The c.76dupG mutation is one of the most frequent PAX2 mutations (8). It is predicted to have a premature termination codon located in 54–56 nucleotides upstream of the subsequent exon-intron junction. The c.76dupG mutation may trigger nonsense-mediated decay (NMD), although whether the mutation triggers NMD remains to be clarified. Even if the mutant RNA is not destroyed by NMD, the c.76dupG mutation would lead to a truncated protein lacking any functional domains. Clinical presentation of the c.76dupG carriers is known to be highly variable between individuals and even within a family (3, 7). Genotype-phenotype correlation is not evident among PAX2 mutation carriers. It has been hypothesized that genetic, epigenetic or environmental factors may modulate the clinical manifestations in humans and mice with PAX2 mutations (9, 10).
Interestingly, the proband had an atypical complication, Graves’ disease. Graves’ disease is an autoimmune disorder mediated by agonistic antibodies to the thyroid stimulating hormone receptor, which is the commonest cause of hyperthyroidism in childhood and adolescence. PAX2 mutations or renal coloboma syndrome associated with Graves’ disease has not been reported so far. One previous study showed that the increased risk of Henoch-Schönlein purpura nephritis, a putative immune-mediated glomerular disease, was associated with PAX2 gene polymorphisms (11). Although coexistence of renal coloboma syndrome and Graves’ disease in the proband could be only coincidental, we think it probable that PAX2 mutations may be associated with development of Graves’ disease. PAX2 has been known to be expressed in a subset of lymphocytes (12), and thus would have a physiological role in the immune system. PAX2 represses human β-defensin 1 expression through binding to the promoter (13). Functional single nucleotide polymorphisms of β-defensin 1 were reported to be risk factors for development of systemic lupus erythematosus (14) and autoimmune thyroid diseases in type 1 diabetes patients (15). We speculate that PAX2 mutations may increase the risk of autoimmune diseases, including Graves’ disease, through alterations of human β-defensin 1 expression.

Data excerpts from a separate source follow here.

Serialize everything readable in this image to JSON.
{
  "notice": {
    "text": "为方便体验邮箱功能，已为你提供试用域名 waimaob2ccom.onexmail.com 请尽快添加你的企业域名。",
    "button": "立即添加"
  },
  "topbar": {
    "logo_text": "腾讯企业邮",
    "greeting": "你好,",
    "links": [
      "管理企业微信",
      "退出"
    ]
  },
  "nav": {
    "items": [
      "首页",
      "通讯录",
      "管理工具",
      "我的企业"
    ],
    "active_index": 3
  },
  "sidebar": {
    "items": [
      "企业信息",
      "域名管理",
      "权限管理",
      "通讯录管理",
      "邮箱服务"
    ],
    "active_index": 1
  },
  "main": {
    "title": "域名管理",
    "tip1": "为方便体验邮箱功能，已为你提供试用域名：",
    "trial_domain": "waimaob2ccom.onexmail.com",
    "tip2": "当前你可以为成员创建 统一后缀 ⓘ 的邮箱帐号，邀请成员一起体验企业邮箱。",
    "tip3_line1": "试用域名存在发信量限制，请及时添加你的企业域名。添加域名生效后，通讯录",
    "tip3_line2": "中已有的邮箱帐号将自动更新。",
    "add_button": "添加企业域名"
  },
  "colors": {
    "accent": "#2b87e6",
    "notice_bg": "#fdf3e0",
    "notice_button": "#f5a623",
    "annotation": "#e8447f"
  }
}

In summary, we reported a patient with a familial PAX2 mutation, who also had Graves’ disease. Further study will clarify whether PAX2 mutations can be a risk factor for development of autoimmune diseases.
Acknowledgments
We thank the family for participating in this study. We also thank Ms. Reiko Iwano for technical assistance, Drs. Hidekazu Moriya, Eiji Hiwatari and Kazunari Yoshida for providing us with clinical information and Dr. Satoshi Narumi for fruitful discussion and critical reading of the manuscript.